Give people beer. Get people to rate the beer and say which beer they think it is. Collect data. Look at data. Drink a beer (optional).
We created a “beer tasting book” so that people knew this was a serious endeavor. We include notes about aroma and color, even though the beers pretty much all look and smell the same. If the beer tasting had been with things other than fizzy yellow beers, this would have been more interesting. The book also gave people a place to take notes as they tasted the beers. Finally, at the end of tasting all beers (or as many as they felt like doing), we gave people a dada collection card, so that we knew what they rated each beers and let them guess which beers they thought were which. If they were interested, we graded their guesses.
The number of participants was 37, but individual non-responses for each beer type varied between 7 and 11. That is, usable data points per beer type varied between 26 and 30.
The aim is to test the ratings of cheap beers. Beers you can get in cans. Beers you can bring to festivals. Beers that are available in SoCal. The beers are as follows:
B. The Tasting and Dada Collection
1. Bar Setup
This experiment was run at a freestanding bar with space behind/under the bar to hide the beers. We set one can of each on top of the bar so that people knew what beers were being tasted. We then ordered the beers. They were ordered as listed above. The beers were then set out, 3 cans at a time behind the bar so that people could not see them. Four sets of keys were hidden behind the bar as well, for the bartenders to refer to.
When a new taster walked up, they were handed a book that contained instructions. This book also contained the place where they could take notes, rate each beer and guess what beer it was.
When each person was ready for their first or a subsequent beer, they handed their empty cup and booklet to a bartender. The bartender would then find a number that they had not yet tasted, cross off the number and pour 2-3oz of that beer into the cup. The taster would receive their cup and book back and be told which number they were now tasting.
To make sure that no bias was created by the ordering of the beers, there was an attempt made to randomize the order that people tasted beers in. Each bartender was helping roughly six people at a time, so it was possible to give an individual taster a unique order. Some tasted 1-6 in order, some 6-1 in reverse order. Other orders were used two, even numbers in order followed by odd numbers in order, for example. Some just received a random order. A few people requested their own random order.
Three cans of each beer were pre-stocked from a cooler behind the bar. When a beer had it’s 3rd can opened, two additional beers were added behind the last can. In this manner, it was possible to serve nearly all the beer cool, but not cold. There should have been a roughly uniform temperature across the beers.
The primary data of interest are a) the blind rating of each beer and b) the score people thought they were giving a beer. For example, the mean rating of the beer that people guessed as Miller Lite. The mean and median of each of these ratings should provide some insight.
From this data, one can also examine how well participants performed at guessing, i.e. the percentage of correct guesses for each beer.
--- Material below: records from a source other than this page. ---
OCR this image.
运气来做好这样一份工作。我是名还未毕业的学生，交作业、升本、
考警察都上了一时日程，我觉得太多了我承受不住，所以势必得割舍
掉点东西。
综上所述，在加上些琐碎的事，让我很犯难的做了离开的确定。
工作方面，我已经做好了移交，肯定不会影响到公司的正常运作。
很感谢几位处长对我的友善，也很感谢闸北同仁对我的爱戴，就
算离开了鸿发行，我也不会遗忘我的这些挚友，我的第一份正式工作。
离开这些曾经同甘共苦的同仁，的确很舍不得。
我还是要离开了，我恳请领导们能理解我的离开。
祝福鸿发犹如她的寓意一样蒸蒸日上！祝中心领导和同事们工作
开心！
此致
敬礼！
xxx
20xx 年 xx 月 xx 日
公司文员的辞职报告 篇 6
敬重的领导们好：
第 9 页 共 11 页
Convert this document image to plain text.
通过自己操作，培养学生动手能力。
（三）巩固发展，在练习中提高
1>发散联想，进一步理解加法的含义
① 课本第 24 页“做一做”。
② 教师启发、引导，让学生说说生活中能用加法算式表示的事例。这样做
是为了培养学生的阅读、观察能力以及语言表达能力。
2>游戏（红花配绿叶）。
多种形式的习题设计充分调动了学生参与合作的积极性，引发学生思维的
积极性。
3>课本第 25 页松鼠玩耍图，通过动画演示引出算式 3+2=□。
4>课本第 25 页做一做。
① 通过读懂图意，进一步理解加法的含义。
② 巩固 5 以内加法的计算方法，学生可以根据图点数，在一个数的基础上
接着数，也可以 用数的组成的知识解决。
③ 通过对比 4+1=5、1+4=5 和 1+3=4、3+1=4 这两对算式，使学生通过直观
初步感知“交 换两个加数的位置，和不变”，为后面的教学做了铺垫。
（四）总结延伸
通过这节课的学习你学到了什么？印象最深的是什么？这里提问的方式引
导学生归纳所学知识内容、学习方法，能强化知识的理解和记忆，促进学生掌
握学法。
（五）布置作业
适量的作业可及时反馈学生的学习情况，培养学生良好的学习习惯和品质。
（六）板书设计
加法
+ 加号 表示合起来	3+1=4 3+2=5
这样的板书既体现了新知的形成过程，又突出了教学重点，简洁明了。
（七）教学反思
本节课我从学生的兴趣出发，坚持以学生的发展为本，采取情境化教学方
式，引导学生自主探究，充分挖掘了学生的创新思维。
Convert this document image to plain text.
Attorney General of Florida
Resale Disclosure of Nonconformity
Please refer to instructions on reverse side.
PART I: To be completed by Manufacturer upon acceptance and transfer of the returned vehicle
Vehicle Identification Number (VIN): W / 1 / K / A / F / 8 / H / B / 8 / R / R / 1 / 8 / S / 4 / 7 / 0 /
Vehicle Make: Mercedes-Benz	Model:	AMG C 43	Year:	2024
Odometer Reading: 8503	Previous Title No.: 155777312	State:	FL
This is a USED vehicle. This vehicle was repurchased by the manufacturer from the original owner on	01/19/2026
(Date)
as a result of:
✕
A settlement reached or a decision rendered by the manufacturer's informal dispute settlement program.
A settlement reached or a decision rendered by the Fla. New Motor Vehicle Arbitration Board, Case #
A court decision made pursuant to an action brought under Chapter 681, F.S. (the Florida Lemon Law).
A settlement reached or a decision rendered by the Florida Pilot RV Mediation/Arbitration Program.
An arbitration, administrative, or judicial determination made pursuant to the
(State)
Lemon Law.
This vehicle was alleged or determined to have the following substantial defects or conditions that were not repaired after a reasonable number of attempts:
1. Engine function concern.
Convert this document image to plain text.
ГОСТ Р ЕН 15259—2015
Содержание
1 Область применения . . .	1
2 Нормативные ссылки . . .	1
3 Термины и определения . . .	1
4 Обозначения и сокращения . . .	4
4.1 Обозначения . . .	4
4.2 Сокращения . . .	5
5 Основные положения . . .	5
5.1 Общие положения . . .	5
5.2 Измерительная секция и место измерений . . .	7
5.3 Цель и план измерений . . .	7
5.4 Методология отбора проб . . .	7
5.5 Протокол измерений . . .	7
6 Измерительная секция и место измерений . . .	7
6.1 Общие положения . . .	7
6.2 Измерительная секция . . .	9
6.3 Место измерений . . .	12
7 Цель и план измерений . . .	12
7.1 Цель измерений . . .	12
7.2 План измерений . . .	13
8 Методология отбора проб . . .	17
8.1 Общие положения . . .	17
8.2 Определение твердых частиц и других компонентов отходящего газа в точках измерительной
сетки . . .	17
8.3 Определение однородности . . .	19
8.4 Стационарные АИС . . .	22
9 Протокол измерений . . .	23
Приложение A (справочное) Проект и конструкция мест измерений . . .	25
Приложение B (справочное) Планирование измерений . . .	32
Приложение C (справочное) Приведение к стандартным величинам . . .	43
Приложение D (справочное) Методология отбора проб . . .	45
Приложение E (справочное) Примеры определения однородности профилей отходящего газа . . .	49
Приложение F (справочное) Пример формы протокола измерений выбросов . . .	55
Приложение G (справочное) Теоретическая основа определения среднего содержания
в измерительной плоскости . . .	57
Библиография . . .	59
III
The next question is “Do the differences between the (blind) ratings of each beer matter?”. This will be answered in two ways. The first through a matrix of paired t-tests that establish a 95% confidence interval (α = 0.05) of the difference between each beer with each other beer. In standard statistical form:
H0 : μ1 – μ2 = 0
Ha : μ1 – μ2 ≠ 0
H0 = the null hypothesis
Ha = the alternative hypothesis
μ_ = the mean of a given set of data
The downside of the t-test is that one must assume normality in the target population. As an alternative, a similar matrix of paired Wilcoxon (a.k.a. Mann-Whitney) tests will be performed. This is a non-parametric test that has the benefit of not requiring population normality. Specifically, it tests the shift in distribution between two values, and therefore can be used to give an estimate of difference.
Normality will be checked using the Shapiro-Wilkes test as well as examination on quartile-quartile plots. Histograms may also prove useful.
Statistical analyses were performed using R software and associated packages (www.r-project.org).
V. Results and Discussion
The relationships between actual rating and perceived rating appear to have generally held out, with little discrepancy between the two (Figure 2). The superlatives were the same, with PBR nailing the best category at a rating of approximately 3.0, and Bud Light hitting the bottom at around 2.15 (Table 1). Of note were the discrepancies in Tecate Light and Coors Light. People rated Coors Light higher than what they thought was Coors Light, and rated Tecate Light lower than what they thought was Tecate Light. In other words, Coors Light was better than people thought it would be, and Tecate Light was worse than people thought it would be.